At the virtual Red Hat Summit this week, Dell and IBM’s Red Hat announced that they have jointly developed an infrastructure reference architecture. The goal of this new development project is to assist telecommunications companies with the upgrade to 5G.

Big telecom companies are switching to the high-speed 5G standard. But this move involves much more than just upgrading cell towers. Telcos also have to build data center infrastructure to process the data from those cell towers.

Moreover, carriers are exploring the idea of setting up miniature 5G networks for some enterprise customers such as plant operator. These types of initiatives further complicate their infrastructure requirements as they move to 5G.

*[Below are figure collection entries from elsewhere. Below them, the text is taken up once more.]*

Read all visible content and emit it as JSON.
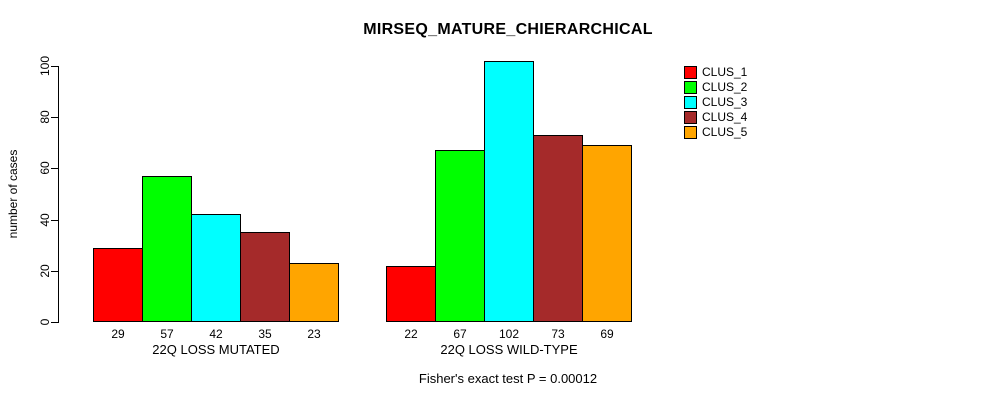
{
  "chart_data": {
    "type": "bar",
    "title": "MIRSEQ_MATURE_CHIERARCHICAL",
    "xlabel": "",
    "ylabel": "number of cases",
    "ylim": [
      0,
      100
    ],
    "yticks": [
      0,
      20,
      40,
      60,
      80,
      100
    ],
    "grid": false,
    "legend_position": "right",
    "categories": [
      "22Q LOSS MUTATED",
      "22Q LOSS WILD-TYPE"
    ],
    "series": [
      {
        "name": "CLUS_1",
        "color": "#FF0000",
        "values": [
          29,
          22
        ]
      },
      {
        "name": "CLUS_2",
        "color": "#00FF00",
        "values": [
          57,
          67
        ]
      },
      {
        "name": "CLUS_3",
        "color": "#00FFFF",
        "values": [
          42,
          102
        ]
      },
      {
        "name": "CLUS_4",
        "color": "#A52A2A",
        "values": [
          35,
          73
        ]
      },
      {
        "name": "CLUS_5",
        "color": "#FFA500",
        "values": [
          23,
          69
        ]
      }
    ],
    "bar_value_labels": [
      [
        29,
        57,
        42,
        35,
        23
      ],
      [
        22,
        67,
        102,
        73,
        69
      ]
    ],
    "annotation": "Fisher's exact test P = 0.00012"
  }
}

Combining the right hardware with the right software

These challenges are what spurred Dell and Red Hat to create the new reference architecture. The name they have given the project is Dell Technologies Red Hat OpenShift Reference Architecture for Telecom. It is a plan that Dell and partners can use to build systems tailored to the requirements of carriers adopting 5G.

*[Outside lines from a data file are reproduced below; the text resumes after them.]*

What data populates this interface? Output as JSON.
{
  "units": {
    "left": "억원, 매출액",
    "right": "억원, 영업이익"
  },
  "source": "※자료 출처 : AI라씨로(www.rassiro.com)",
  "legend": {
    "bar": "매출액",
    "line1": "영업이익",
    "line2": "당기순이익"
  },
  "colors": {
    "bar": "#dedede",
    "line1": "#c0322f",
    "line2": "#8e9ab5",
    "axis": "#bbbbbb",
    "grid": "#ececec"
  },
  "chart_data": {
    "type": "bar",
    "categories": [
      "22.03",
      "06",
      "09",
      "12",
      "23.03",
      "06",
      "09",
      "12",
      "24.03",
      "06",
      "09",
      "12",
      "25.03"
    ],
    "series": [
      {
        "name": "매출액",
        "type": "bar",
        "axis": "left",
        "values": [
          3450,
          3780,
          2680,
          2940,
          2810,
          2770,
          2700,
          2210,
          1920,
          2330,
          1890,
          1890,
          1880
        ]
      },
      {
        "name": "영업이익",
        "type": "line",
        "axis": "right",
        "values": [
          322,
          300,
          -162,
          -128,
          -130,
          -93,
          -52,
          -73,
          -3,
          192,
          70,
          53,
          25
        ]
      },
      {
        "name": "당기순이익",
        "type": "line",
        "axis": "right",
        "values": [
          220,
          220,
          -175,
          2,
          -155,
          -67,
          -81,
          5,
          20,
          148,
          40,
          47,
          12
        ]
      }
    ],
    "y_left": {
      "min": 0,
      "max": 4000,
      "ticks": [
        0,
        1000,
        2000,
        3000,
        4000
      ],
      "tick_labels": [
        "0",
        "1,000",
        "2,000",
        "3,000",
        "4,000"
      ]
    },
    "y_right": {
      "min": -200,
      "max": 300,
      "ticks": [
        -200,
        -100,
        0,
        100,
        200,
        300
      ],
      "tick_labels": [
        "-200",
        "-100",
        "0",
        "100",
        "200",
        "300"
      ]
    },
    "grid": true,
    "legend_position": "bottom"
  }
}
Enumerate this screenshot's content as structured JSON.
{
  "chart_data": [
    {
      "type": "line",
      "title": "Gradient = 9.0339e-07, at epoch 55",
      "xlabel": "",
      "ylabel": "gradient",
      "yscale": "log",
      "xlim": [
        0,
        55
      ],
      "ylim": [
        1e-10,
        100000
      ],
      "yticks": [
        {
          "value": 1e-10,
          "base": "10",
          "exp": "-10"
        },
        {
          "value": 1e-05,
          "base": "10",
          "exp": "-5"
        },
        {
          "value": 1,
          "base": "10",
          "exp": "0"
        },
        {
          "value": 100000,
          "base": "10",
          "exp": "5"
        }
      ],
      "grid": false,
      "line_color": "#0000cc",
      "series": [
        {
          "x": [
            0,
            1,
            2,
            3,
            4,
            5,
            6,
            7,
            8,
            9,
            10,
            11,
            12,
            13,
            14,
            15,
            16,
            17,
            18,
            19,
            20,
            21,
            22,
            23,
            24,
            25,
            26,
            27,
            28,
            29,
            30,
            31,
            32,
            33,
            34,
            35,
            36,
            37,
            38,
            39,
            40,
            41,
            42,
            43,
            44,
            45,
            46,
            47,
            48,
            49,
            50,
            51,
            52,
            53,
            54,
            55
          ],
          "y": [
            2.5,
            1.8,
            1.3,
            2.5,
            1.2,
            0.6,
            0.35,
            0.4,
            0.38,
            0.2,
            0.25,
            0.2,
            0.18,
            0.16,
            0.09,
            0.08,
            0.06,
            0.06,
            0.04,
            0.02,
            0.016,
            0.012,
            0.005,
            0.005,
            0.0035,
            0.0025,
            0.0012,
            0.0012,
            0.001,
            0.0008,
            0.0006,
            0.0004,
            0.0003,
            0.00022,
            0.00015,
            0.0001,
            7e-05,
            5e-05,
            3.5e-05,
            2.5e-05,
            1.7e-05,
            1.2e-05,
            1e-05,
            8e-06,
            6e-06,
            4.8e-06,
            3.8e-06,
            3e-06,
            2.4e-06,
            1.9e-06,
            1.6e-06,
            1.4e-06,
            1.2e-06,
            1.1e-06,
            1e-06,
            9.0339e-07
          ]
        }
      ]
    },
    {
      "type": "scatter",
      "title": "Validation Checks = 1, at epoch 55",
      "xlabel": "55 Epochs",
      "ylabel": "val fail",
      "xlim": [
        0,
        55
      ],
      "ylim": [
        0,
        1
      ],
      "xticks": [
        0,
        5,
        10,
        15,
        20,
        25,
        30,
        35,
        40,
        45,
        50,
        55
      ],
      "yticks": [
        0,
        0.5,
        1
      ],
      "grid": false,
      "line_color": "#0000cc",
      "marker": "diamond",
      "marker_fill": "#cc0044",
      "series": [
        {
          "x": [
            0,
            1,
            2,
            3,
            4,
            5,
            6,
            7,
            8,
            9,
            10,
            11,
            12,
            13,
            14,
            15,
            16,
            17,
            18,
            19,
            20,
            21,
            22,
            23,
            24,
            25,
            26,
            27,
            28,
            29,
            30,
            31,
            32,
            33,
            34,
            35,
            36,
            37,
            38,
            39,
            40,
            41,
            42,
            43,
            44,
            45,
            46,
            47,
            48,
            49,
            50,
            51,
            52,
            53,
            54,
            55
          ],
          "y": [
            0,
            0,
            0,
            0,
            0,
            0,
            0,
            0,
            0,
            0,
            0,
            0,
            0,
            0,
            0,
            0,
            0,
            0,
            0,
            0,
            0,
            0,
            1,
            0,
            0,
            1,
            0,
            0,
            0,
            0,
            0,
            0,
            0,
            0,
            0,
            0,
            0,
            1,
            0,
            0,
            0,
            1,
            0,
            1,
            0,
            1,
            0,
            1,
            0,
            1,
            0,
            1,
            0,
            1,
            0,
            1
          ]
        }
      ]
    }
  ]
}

The new architecture joins Dell’s PowerEdge servers and PowerSwitch networking gear with Red Hat’s OpenShift software container platform for running applications.

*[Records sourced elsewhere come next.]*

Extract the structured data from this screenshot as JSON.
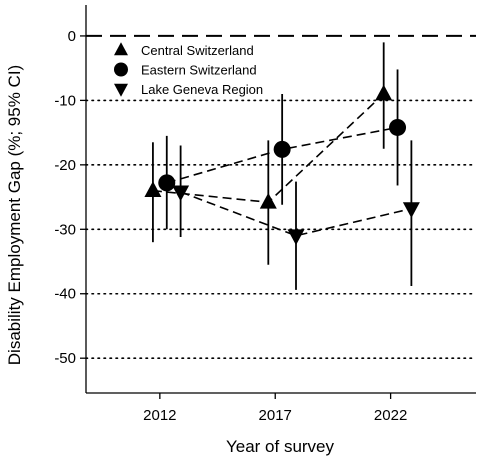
{
  "chart_data": {
    "type": "scatter",
    "title": "",
    "xlabel": "Year of survey",
    "ylabel": "Disability Employment Gap (%; 95% CI)",
    "xticks": [
      "2012",
      "2017",
      "2022"
    ],
    "yticks": [
      "0",
      "-10",
      "-20",
      "-30",
      "-40",
      "-50"
    ],
    "xlim": [
      2008.8,
      2025.7
    ],
    "ylim": [
      -55.4,
      4.8
    ],
    "grid": "horizontal dotted at -10, -20, -30, -40, -50; dashed at 0",
    "legend_position": "top-left",
    "connector": "dashed",
    "series": [
      {
        "name": "Central Switzerland",
        "marker": "triangle-up",
        "points": [
          {
            "x": 2011.7,
            "y": -24.0,
            "lo": -32.0,
            "hi": -16.5
          },
          {
            "x": 2016.7,
            "y": -25.8,
            "lo": -35.5,
            "hi": -16.2
          },
          {
            "x": 2021.7,
            "y": -9.0,
            "lo": -17.5,
            "hi": -1.0
          }
        ]
      },
      {
        "name": "Eastern Switzerland",
        "marker": "circle",
        "points": [
          {
            "x": 2012.3,
            "y": -22.8,
            "lo": -30.0,
            "hi": -15.5
          },
          {
            "x": 2017.3,
            "y": -17.6,
            "lo": -26.2,
            "hi": -9.0
          },
          {
            "x": 2022.3,
            "y": -14.2,
            "lo": -23.2,
            "hi": -5.2
          }
        ]
      },
      {
        "name": "Lake Geneva Region",
        "marker": "triangle-down",
        "points": [
          {
            "x": 2012.9,
            "y": -24.2,
            "lo": -31.2,
            "hi": -17.0
          },
          {
            "x": 2017.9,
            "y": -31.0,
            "lo": -39.4,
            "hi": -22.6
          },
          {
            "x": 2022.9,
            "y": -26.8,
            "lo": -38.8,
            "hi": -16.2
          }
        ]
      }
    ]
  }
}
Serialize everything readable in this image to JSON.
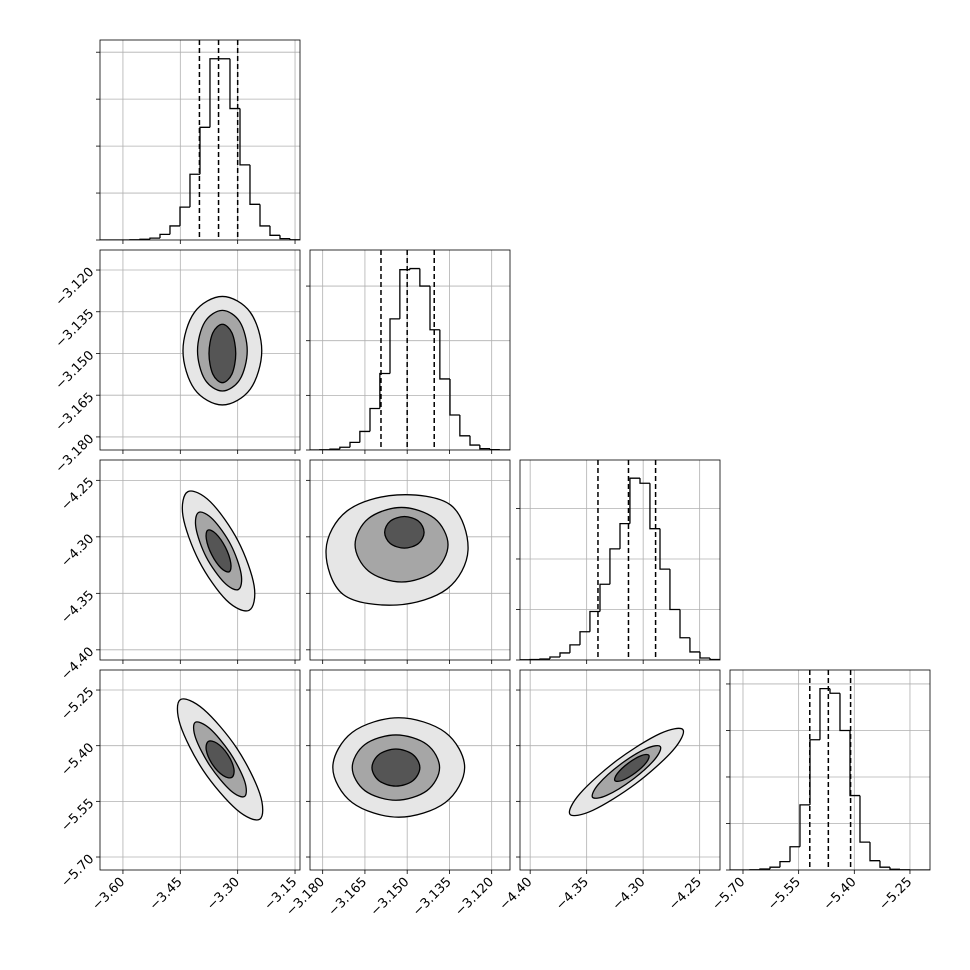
{
  "chart_data": [
    {
      "type": "histogram",
      "color": "#000000",
      "grid": true,
      "bins": [
        -3.66,
        -3.6339,
        -3.6077,
        -3.5816,
        -3.5554,
        -3.5293,
        -3.5031,
        -3.477,
        -3.4508,
        -3.4247,
        -3.3985,
        -3.3724,
        -3.3462,
        -3.3201,
        -3.2939,
        -3.2678,
        -3.2416,
        -3.2155,
        -3.1893,
        -3.1632,
        -3.137
      ],
      "values": [
        0,
        0,
        0,
        2,
        8,
        20,
        60,
        150,
        350,
        700,
        1200,
        1930,
        1930,
        1400,
        800,
        380,
        150,
        50,
        15,
        3
      ],
      "quantiles": [
        -3.4,
        -3.35,
        -3.3
      ],
      "xlim": [
        -3.66,
        -3.137
      ],
      "ylim": [
        0,
        2130
      ],
      "xticks": [
        -3.6,
        -3.45,
        -3.3,
        -3.15
      ],
      "yticks": [
        0,
        500,
        1000,
        1500,
        2000
      ]
    },
    {
      "type": "contour",
      "grid": true,
      "colors": [
        "#e6e6e6",
        "#a6a6a6",
        "#555555"
      ],
      "xlim": [
        -3.66,
        -3.137
      ],
      "ylim": [
        -3.1847,
        -3.1128
      ],
      "xticks": [
        -3.6,
        -3.45,
        -3.3,
        -3.15
      ],
      "yticks": [
        {
          "value": -3.18,
          "label": "−3.180"
        },
        {
          "value": -3.165,
          "label": "−3.165"
        },
        {
          "value": -3.15,
          "label": "−3.150"
        },
        {
          "value": -3.135,
          "label": "−3.135"
        },
        {
          "value": -3.12,
          "label": "−3.120"
        }
      ],
      "contours": [
        {
          "x": [
            -3.237,
            -3.267,
            -3.34,
            -3.413,
            -3.443,
            -3.413,
            -3.34,
            -3.267
          ],
          "y": [
            -3.149,
            -3.1352,
            -3.1295,
            -3.1352,
            -3.149,
            -3.1628,
            -3.1685,
            -3.1628
          ]
        },
        {
          "x": [
            -3.275,
            -3.294,
            -3.34,
            -3.386,
            -3.405,
            -3.386,
            -3.34,
            -3.294
          ],
          "y": [
            -3.149,
            -3.1387,
            -3.1345,
            -3.1387,
            -3.149,
            -3.1593,
            -3.1635,
            -3.1593
          ]
        },
        {
          "x": [
            -3.305,
            -3.315,
            -3.34,
            -3.365,
            -3.375,
            -3.365,
            -3.34,
            -3.315
          ],
          "y": [
            -3.15,
            -3.1426,
            -3.1395,
            -3.1426,
            -3.15,
            -3.1574,
            -3.1605,
            -3.1574
          ]
        }
      ]
    },
    {
      "type": "histogram",
      "color": "#000000",
      "grid": true,
      "bins": [
        -3.1845,
        -3.181,
        -3.1774,
        -3.1739,
        -3.1703,
        -3.1668,
        -3.1632,
        -3.1597,
        -3.1561,
        -3.1526,
        -3.149,
        -3.1455,
        -3.1419,
        -3.1384,
        -3.1348,
        -3.1313,
        -3.1277,
        -3.1242,
        -3.1206,
        -3.1171,
        -3.1135
      ],
      "values": [
        0,
        2,
        8,
        25,
        70,
        170,
        380,
        700,
        1200,
        1650,
        1660,
        1500,
        1100,
        650,
        320,
        130,
        45,
        12,
        3,
        0
      ],
      "quantiles": [
        -3.1593,
        -3.15,
        -3.1404
      ],
      "xlim": [
        -3.1845,
        -3.1135
      ],
      "ylim": [
        0,
        1830
      ],
      "xticks": [
        -3.18,
        -3.165,
        -3.15,
        -3.135,
        -3.12
      ],
      "yticks": [
        0,
        500,
        1000,
        1500
      ]
    },
    {
      "type": "contour",
      "grid": true,
      "colors": [
        "#e6e6e6",
        "#a6a6a6",
        "#555555"
      ],
      "xlim": [
        -3.66,
        -3.137
      ],
      "ylim": [
        -4.409,
        -4.232
      ],
      "xticks": [
        -3.6,
        -3.45,
        -3.3,
        -3.15
      ],
      "yticks": [
        {
          "value": -4.4,
          "label": "−4.40"
        },
        {
          "value": -4.35,
          "label": "−4.35"
        },
        {
          "value": -4.3,
          "label": "−4.30"
        },
        {
          "value": -4.25,
          "label": "−4.25"
        }
      ],
      "contours": [
        {
          "x": [
            -3.27,
            -3.257,
            -3.299,
            -3.371,
            -3.43,
            -3.443,
            -3.401,
            -3.33
          ],
          "y": [
            -4.365,
            -4.3433,
            -4.3036,
            -4.2691,
            -4.26,
            -4.2817,
            -4.3214,
            -4.3559
          ]
        },
        {
          "x": [
            -3.298,
            -3.291,
            -3.318,
            -3.365,
            -3.402,
            -3.409,
            -3.382,
            -3.335
          ],
          "y": [
            -4.3466,
            -4.3327,
            -4.307,
            -4.2845,
            -4.2784,
            -4.2923,
            -4.318,
            -4.3405
          ]
        },
        {
          "x": [
            -3.322,
            -3.318,
            -3.332,
            -3.357,
            -3.378,
            -3.382,
            -3.368,
            -3.343
          ],
          "y": [
            -4.3309,
            -4.3232,
            -4.3093,
            -4.2972,
            -4.2941,
            -4.3018,
            -4.3157,
            -4.3278
          ]
        }
      ]
    },
    {
      "type": "contour",
      "grid": true,
      "colors": [
        "#e6e6e6",
        "#a6a6a6",
        "#555555"
      ],
      "xlim": [
        -3.1845,
        -3.1135
      ],
      "ylim": [
        -4.409,
        -4.232
      ],
      "xticks": [
        -3.18,
        -3.165,
        -3.15,
        -3.135,
        -3.12
      ],
      "yticks": [
        -4.4,
        -4.35,
        -4.3,
        -4.25
      ],
      "contours": [
        {
          "x": [
            -3.1284,
            -3.1345,
            -3.1536,
            -3.1714,
            -3.1788,
            -3.1727,
            -3.1536,
            -3.1358
          ],
          "y": [
            -4.3116,
            -4.272,
            -4.2629,
            -4.2772,
            -4.3116,
            -4.351,
            -4.3603,
            -4.346
          ]
        },
        {
          "x": [
            -3.1355,
            -3.1403,
            -3.152,
            -3.1637,
            -3.1685,
            -3.1637,
            -3.152,
            -3.1403
          ],
          "y": [
            -4.307,
            -4.2837,
            -4.274,
            -4.2837,
            -4.307,
            -4.3303,
            -4.34,
            -4.3303
          ]
        },
        {
          "x": [
            -3.144,
            -3.146,
            -3.151,
            -3.156,
            -3.158,
            -3.156,
            -3.151,
            -3.146
          ],
          "y": [
            -4.296,
            -4.2861,
            -4.282,
            -4.2861,
            -4.296,
            -4.3059,
            -4.31,
            -4.3059
          ]
        }
      ]
    },
    {
      "type": "histogram",
      "color": "#000000",
      "grid": true,
      "bins": [
        -4.409,
        -4.4002,
        -4.3913,
        -4.3825,
        -4.3736,
        -4.3648,
        -4.3559,
        -4.3471,
        -4.3382,
        -4.3294,
        -4.3205,
        -4.3117,
        -4.3028,
        -4.294,
        -4.2851,
        -4.2763,
        -4.2674,
        -4.2586,
        -4.2497,
        -4.2409,
        -4.232
      ],
      "values": [
        2,
        5,
        10,
        30,
        70,
        150,
        280,
        480,
        750,
        1100,
        1350,
        1800,
        1750,
        1300,
        900,
        500,
        220,
        80,
        20,
        5
      ],
      "quantiles": [
        -4.34,
        -4.313,
        -4.289
      ],
      "xlim": [
        -4.409,
        -4.232
      ],
      "ylim": [
        0,
        1980
      ],
      "xticks": [
        -4.4,
        -4.35,
        -4.3,
        -4.25
      ],
      "yticks": [
        0,
        500,
        1000,
        1500
      ]
    },
    {
      "type": "contour",
      "grid": true,
      "colors": [
        "#e6e6e6",
        "#a6a6a6",
        "#555555"
      ],
      "xlim": [
        -3.66,
        -3.137
      ],
      "ylim": [
        -5.735,
        -5.196
      ],
      "xticks": [
        {
          "value": -3.6,
          "label": "−3.60"
        },
        {
          "value": -3.45,
          "label": "−3.45"
        },
        {
          "value": -3.3,
          "label": "−3.30"
        },
        {
          "value": -3.15,
          "label": "−3.15"
        }
      ],
      "yticks": [
        {
          "value": -5.7,
          "label": "−5.70"
        },
        {
          "value": -5.55,
          "label": "−5.55"
        },
        {
          "value": -5.4,
          "label": "−5.40"
        },
        {
          "value": -5.25,
          "label": "−5.25"
        }
      ],
      "contours": [
        {
          "x": [
            -3.242,
            -3.242,
            -3.302,
            -3.389,
            -3.45,
            -3.45,
            -3.39,
            -3.303
          ],
          "y": [
            -5.598,
            -5.5297,
            -5.4072,
            -5.3021,
            -5.276,
            -5.3443,
            -5.4668,
            -5.5719
          ]
        },
        {
          "x": [
            -3.282,
            -3.282,
            -3.32,
            -3.373,
            -3.411,
            -3.41,
            -3.372,
            -3.319
          ],
          "y": [
            -5.5368,
            -5.4949,
            -5.4191,
            -5.3537,
            -5.3372,
            -5.3791,
            -5.4549,
            -5.5203
          ]
        },
        {
          "x": [
            -3.315,
            -3.31,
            -3.326,
            -3.354,
            -3.377,
            -3.382,
            -3.366,
            -3.338
          ],
          "y": [
            -5.4853,
            -5.4616,
            -5.4236,
            -5.3934,
            -5.3887,
            -5.4124,
            -5.4504,
            -5.4806
          ]
        }
      ]
    },
    {
      "type": "contour",
      "grid": true,
      "colors": [
        "#e6e6e6",
        "#a6a6a6",
        "#555555"
      ],
      "xlim": [
        -3.1845,
        -3.1135
      ],
      "ylim": [
        -5.735,
        -5.196
      ],
      "xticks": [
        {
          "value": -3.18,
          "label": "−3.180"
        },
        {
          "value": -3.165,
          "label": "−3.165"
        },
        {
          "value": -3.15,
          "label": "−3.150"
        },
        {
          "value": -3.135,
          "label": "−3.135"
        },
        {
          "value": -3.12,
          "label": "−3.120"
        }
      ],
      "yticks": [
        -5.7,
        -5.55,
        -5.4,
        -5.25
      ],
      "contours": [
        {
          "x": [
            -3.1296,
            -3.1365,
            -3.153,
            -3.1695,
            -3.1764,
            -3.1695,
            -3.153,
            -3.1365
          ],
          "y": [
            -5.4587,
            -5.364,
            -5.3247,
            -5.364,
            -5.4587,
            -5.5534,
            -5.5927,
            -5.5534
          ]
        },
        {
          "x": [
            -3.1385,
            -3.143,
            -3.154,
            -3.165,
            -3.1695,
            -3.165,
            -3.154,
            -3.143
          ],
          "y": [
            -5.459,
            -5.3968,
            -5.371,
            -5.3968,
            -5.459,
            -5.5212,
            -5.547,
            -5.5212
          ]
        },
        {
          "x": [
            -3.1455,
            -3.148,
            -3.154,
            -3.16,
            -3.1625,
            -3.16,
            -3.154,
            -3.148
          ],
          "y": [
            -5.459,
            -5.4236,
            -5.409,
            -5.4236,
            -5.459,
            -5.4944,
            -5.509,
            -5.4944
          ]
        }
      ]
    },
    {
      "type": "contour",
      "grid": true,
      "colors": [
        "#e6e6e6",
        "#a6a6a6",
        "#555555"
      ],
      "xlim": [
        -4.409,
        -4.232
      ],
      "ylim": [
        -5.735,
        -5.196
      ],
      "xticks": [
        {
          "value": -4.4,
          "label": "−4.40"
        },
        {
          "value": -4.35,
          "label": "−4.35"
        },
        {
          "value": -4.3,
          "label": "−4.30"
        },
        {
          "value": -4.25,
          "label": "−4.25"
        }
      ],
      "yticks": [
        -5.7,
        -5.55,
        -5.4,
        -5.25
      ],
      "contours": [
        {
          "x": [
            -4.2648,
            -4.2738,
            -4.3068,
            -4.3445,
            -4.3648,
            -4.3558,
            -4.3228,
            -4.2851
          ],
          "y": [
            -5.3569,
            -5.413,
            -5.503,
            -5.5741,
            -5.5847,
            -5.5286,
            -5.4386,
            -5.3675
          ]
        },
        {
          "x": [
            -4.2848,
            -4.2899,
            -4.3096,
            -4.3323,
            -4.3448,
            -4.3397,
            -4.32,
            -4.2973
          ],
          "y": [
            -5.4025,
            -5.4373,
            -5.4917,
            -5.5339,
            -5.5391,
            -5.5043,
            -5.4499,
            -5.4077
          ]
        },
        {
          "x": [
            -4.295,
            -4.2971,
            -4.3068,
            -4.3183,
            -4.325,
            -4.3229,
            -4.3132,
            -4.3017
          ],
          "y": [
            -5.4258,
            -5.4449,
            -5.4729,
            -5.4933,
            -5.4942,
            -5.4751,
            -5.4471,
            -5.4267
          ]
        }
      ]
    },
    {
      "type": "histogram",
      "color": "#000000",
      "grid": true,
      "bins": [
        -5.735,
        -5.7081,
        -5.6811,
        -5.6542,
        -5.6272,
        -5.6003,
        -5.5733,
        -5.5464,
        -5.5194,
        -5.4925,
        -5.4655,
        -5.4386,
        -5.4116,
        -5.3847,
        -5.3577,
        -5.3308,
        -5.3038,
        -5.2769,
        -5.2499,
        -5.223,
        -5.196
      ],
      "values": [
        0,
        0,
        3,
        10,
        30,
        90,
        250,
        700,
        1400,
        1950,
        1900,
        1500,
        800,
        300,
        100,
        30,
        8,
        2,
        0,
        0
      ],
      "quantiles": [
        -5.52,
        -5.47,
        -5.41
      ],
      "xlim": [
        -5.735,
        -5.196
      ],
      "ylim": [
        0,
        2150
      ],
      "xticks": [
        {
          "value": -5.7,
          "label": "−5.70"
        },
        {
          "value": -5.55,
          "label": "−5.55"
        },
        {
          "value": -5.4,
          "label": "−5.40"
        },
        {
          "value": -5.25,
          "label": "−5.25"
        }
      ],
      "yticks": [
        0,
        500,
        1000,
        1500,
        2000
      ]
    }
  ]
}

Dell Technologies MEC is one of the first offerings based on the design. It is itself another reference architecture, one which can be used to build 5G-enabled edge systems. The systems using MEC can createe on-premises edge computing environments at locations such as factories. These on-premises computing systems would then be connected to the rest of the factory via high-speed 5G connections.

The primary selling points: speed and economy

The primary selling point for these new architectures is the increase in speed they bring. Edge computing hardware such as Dell Technologies MEC hardware provides the ability to analyze data such as equipment error locally rather than sending it to the cloud. This in turn accelerates data processing while reducing bandwidth costs.

The Dell Technologies MEC architecture features PowerEdge server models based on Intel Corp. processors. It also uses PowerSwitch networking gear, along with Red Hat’s OpenShift container platform and Intel’s Smart Edge software.

Smart Edge delivers edge computing infrastructure management capabilities. These allow administrators to perform tasks such as updating firmware centrally. In addition, Smart Edge provides access controls for blocking unauthorized use.The software solution also includes analytics tools to help plan future infrastructure upgrades. 

Dell is promising that carriers will realise multiple benefits from the new joint offering. For example, wireless network operators have been building their infrastructure from proprietary appliances that don’t always provide the most advanced CPUs. Dell promises that because its new reference architecture uses servers from its PowerEdge line, carriers will gain the ability to “deploy the fastest processors in their mobile core.”